12 Things to Do When You’re Stuck Indoors With Kids


indoor activities for kidsThis past week has reminded us how lucky we are, those of us who have homes that are still standing, in the wake of the horrific fires here in northern California.  For families in San Francisco and cities further south and east, our hardships have been negligible compared to what our neighbors further north have endured.  

After we have checked in with friends and loved ones, made donations to disaster relief funds, and offered what we could to those affected, many of us are now looking at the weekend upon us, thinking, “What will we do – indoors – for the next 48 hours?”  Here are a few suggestions:

  1. Paint the bathtub with shaving cream.  This is best done with the kids in the bathtub wearing just a diaper / undies.  Buy a few cans of shaving cream and let them (or help them) “paint” the bathtub using shaving cream.  Add a few plastic cups, spoons, paint brushes and sponges for extra fun.

  2. Paint inside the shower.  Similarly, this can be done inside the bathtub or shower but using washable paints (Note: “washable” is a key word in this phrase!  Look for it on the label of the paint.)  Your little one can let his/her inner Picasso out … all over the shower walls … it will easily rinse off using the spray from the shower head.

  3. Make playdough.  Many recipes exist, but we love this one because it’s simple and doesn’t require cooking anything.  We use water hot from the tap rather than boiling it, and it works fine.  Kool-Aid packets were surprisingly hard to find at SF grocery stores, though.  Amazon to the rescue!

  4. Decorate with Christmas lights. Who says those strings of lights are only for the holidays?  Build a fort using sheets and pillows, then decorate the inside with twinkling lights.  This also works well if you have a walk-in closet with space to play on the floor.

  5. Easter Egg hunt.  Dig around for those plastic Easter Eggs, fill them with whatever you have on hand (stickers, quarters, raisins, etc) and surprise your little ones with an impromptu Easter Egg Hunt when they wake up from their afternoon nap.

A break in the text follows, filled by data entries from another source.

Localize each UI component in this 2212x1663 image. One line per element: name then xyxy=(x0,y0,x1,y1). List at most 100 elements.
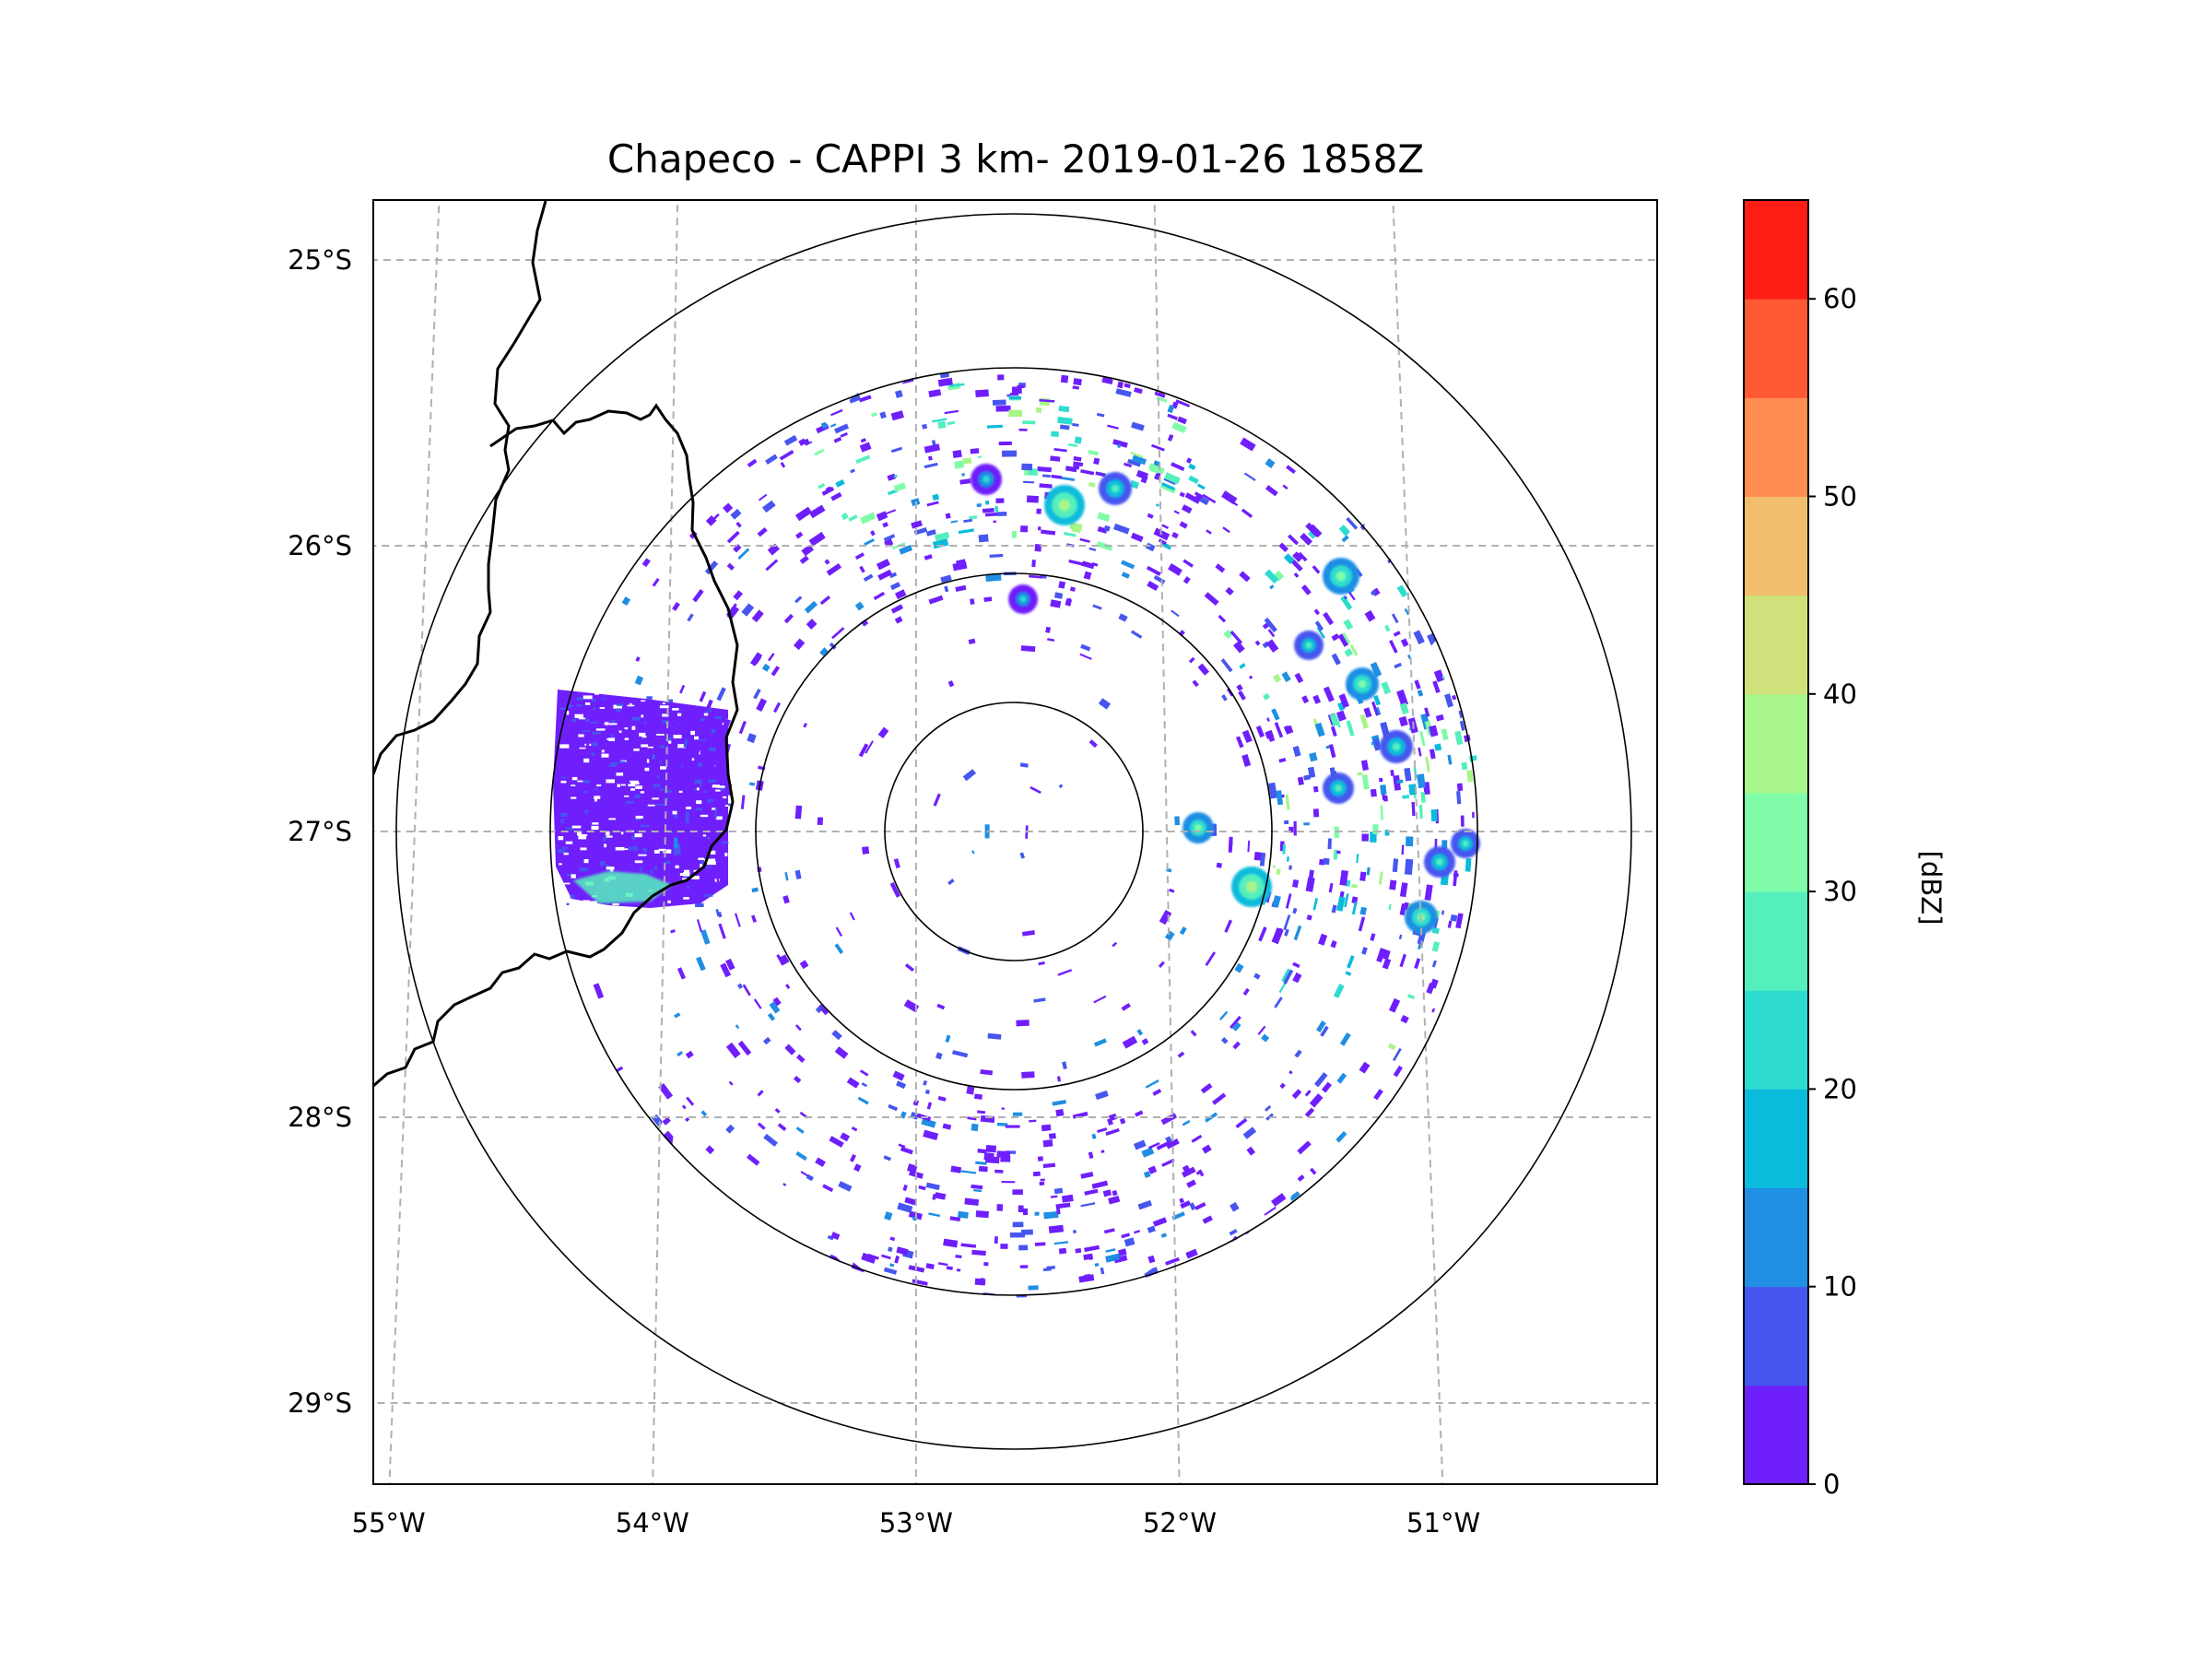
echo-speck xyxy=(1312,808,1320,818)
echo-speck xyxy=(1454,730,1464,746)
echo-speck xyxy=(1335,715,1341,728)
echo-speck xyxy=(631,835,636,840)
echo-speck xyxy=(851,1262,866,1273)
echo-speck xyxy=(885,509,897,515)
echo-speck xyxy=(888,1103,899,1112)
echo-speck xyxy=(1080,1171,1094,1179)
echo-speck xyxy=(683,872,690,877)
echo-speck xyxy=(808,531,826,547)
echo-speck xyxy=(659,705,669,709)
echo-speck xyxy=(695,902,704,907)
echo-speck xyxy=(724,805,729,807)
echo-speck xyxy=(1288,1191,1300,1201)
echo-speck xyxy=(795,1126,805,1134)
echo-speck xyxy=(706,837,711,840)
echo-speck xyxy=(1121,1233,1131,1239)
echo-cell-core xyxy=(1335,571,1347,582)
echo-speck xyxy=(753,689,761,700)
echo-speck xyxy=(662,720,667,725)
echo-speck xyxy=(1171,462,1185,472)
echo-speck xyxy=(1036,508,1041,514)
echo-speck xyxy=(599,707,606,709)
echo-speck xyxy=(1034,1211,1040,1216)
echo-speck xyxy=(1329,713,1340,727)
echo-speck xyxy=(704,560,719,575)
echo-speck xyxy=(1053,1241,1069,1245)
lon-gridline xyxy=(1153,200,1181,1484)
echo-speck xyxy=(579,747,587,749)
echo-speck xyxy=(925,1263,935,1269)
echo-speck xyxy=(1131,421,1145,431)
echo-speck xyxy=(641,700,646,702)
echo-speck xyxy=(716,785,725,788)
echo-speck xyxy=(1283,969,1294,985)
echo-speck xyxy=(1343,619,1354,631)
echo-speck xyxy=(696,800,702,805)
echo-speck xyxy=(1389,879,1397,890)
echo-speck xyxy=(1396,689,1408,707)
echo-speck xyxy=(618,730,622,733)
echo-speck xyxy=(592,742,598,747)
echo-speck xyxy=(1274,722,1284,738)
echo-speck xyxy=(849,1153,856,1162)
echo-speck xyxy=(800,1171,808,1177)
echo-speck xyxy=(1283,914,1291,931)
echo-speck xyxy=(1047,638,1055,643)
echo-speck xyxy=(1430,978,1439,989)
echo-speck xyxy=(1247,840,1251,853)
colorbar-bin xyxy=(1744,1385,1808,1485)
echo-speck xyxy=(677,967,686,980)
echo-speck xyxy=(863,538,875,547)
echo-speck xyxy=(1190,1030,1197,1037)
echo-speck xyxy=(1285,794,1290,810)
echo-cell-core xyxy=(1392,742,1401,751)
echo-speck xyxy=(994,505,999,513)
echo-speck xyxy=(1165,1138,1180,1150)
echo-speck xyxy=(591,825,599,831)
echo-speck xyxy=(1456,783,1464,792)
border-line-northwest xyxy=(373,200,547,775)
echo-speck xyxy=(1340,596,1353,610)
echo-speck xyxy=(1305,877,1315,892)
echo-speck xyxy=(723,718,731,728)
echo-speck xyxy=(571,784,576,786)
echo-speck xyxy=(1373,695,1382,706)
echo-speck xyxy=(1284,928,1289,937)
echo-speck xyxy=(1041,474,1051,478)
echo-speck xyxy=(1361,774,1370,790)
echo-speck xyxy=(1035,407,1042,413)
echo-speck xyxy=(1255,725,1265,738)
echo-speck xyxy=(741,603,755,617)
echo-speck xyxy=(1315,1020,1326,1033)
echo-speck xyxy=(1073,461,1084,467)
echo-speck xyxy=(1149,464,1160,474)
echo-speck xyxy=(725,958,735,971)
echo-speck xyxy=(1224,919,1233,933)
echo-speck xyxy=(1391,613,1399,624)
echo-speck xyxy=(579,867,589,872)
echo-speck xyxy=(838,1181,853,1192)
echo-speck xyxy=(1115,388,1132,397)
echo-speck xyxy=(877,569,893,581)
echo-speck xyxy=(1097,512,1111,522)
echo-speck xyxy=(767,1012,776,1021)
echo-speck xyxy=(950,1165,962,1174)
echo-speck xyxy=(663,849,672,854)
echo-speck xyxy=(1273,570,1285,582)
echo-speck xyxy=(1263,692,1270,701)
echo-speck xyxy=(567,704,573,708)
echo-speck xyxy=(1080,468,1095,476)
echo-speck xyxy=(1314,620,1324,631)
echo-speck xyxy=(924,1089,931,1095)
echo-speck xyxy=(834,423,850,434)
echo-speck xyxy=(1118,613,1128,622)
echo-speck xyxy=(851,1126,858,1132)
echo-speck xyxy=(693,788,697,791)
echo-speck xyxy=(1019,762,1029,768)
echo-speck xyxy=(593,707,596,711)
echo-speck xyxy=(883,1267,898,1275)
echo-speck xyxy=(918,1185,926,1191)
echo-speck xyxy=(1096,412,1105,418)
echo-speck xyxy=(1039,483,1053,489)
echo-speck xyxy=(761,663,771,672)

  6. Build a city out of cardboard.  Cut apart a large cardboard box and lie it flat, then build tunnels, buildings, and towers using smaller cardboard boxes or pieces.  Draw roads for toy cars to drive on.  Make trees from construction paper and glue them on. Flip through old magazines to find pictures of the “townspeople” to add to the scene.  Let your children’s creativity take this activity in any direction they choose.

  7. Scoop rice.  Fill a bin or large plastic container with rice, give them some scoops of various sizes and let them dig in.  This is also fun with multiple containers of different grains (rice in one, lentils in another, etc).  For easier clean-up, host the entire activity on an old bedsheet laid on the floor.  

  8. Carve pumpkins.  If you haven’t carved your Jack-O-Lanterns yet, this is the perfect time to do it!  If you’ve done one already, create a family of Jack-O-Lanterns with a few more pumpkins of various sizes.

  9. Make Oobleck. This is messy, but oh-so-fun! Get the recipe here.  

The last 3 ideas involve leaving the house, but only to get to another indoor destination.  Still good options if you’re limiting your outdoor time:

  1. Ride the escalators at Target or your local shopping mall.  I imagine the novelty of this wears off eventually, but my 3-year old has been enamoured with escalators for the majority of his life, and I don’t see signs of this stopping.  The escalators at Target are especially entertaining as your shopping cart rides up one side while you ride up next to it.

  2. Go to the bank.  Yes, the bank.  Most kids, even toddlers, have a piggy bank but how many have walked into a bank to open his/her own bank account?  

  3. Go to the main library.  San Francisco’s main library is huge, beautiful and truly awe-inspiring, especially for someone who is 3’ tall.  Walk through the atrium and into the children’s wing to find not only books but interactive displays, toys, an open playspace for kids of all ages.  It is also a “Clean Air Respite Center”, a safe place anyone can go to breathe clean, filtered air during the fire crisis.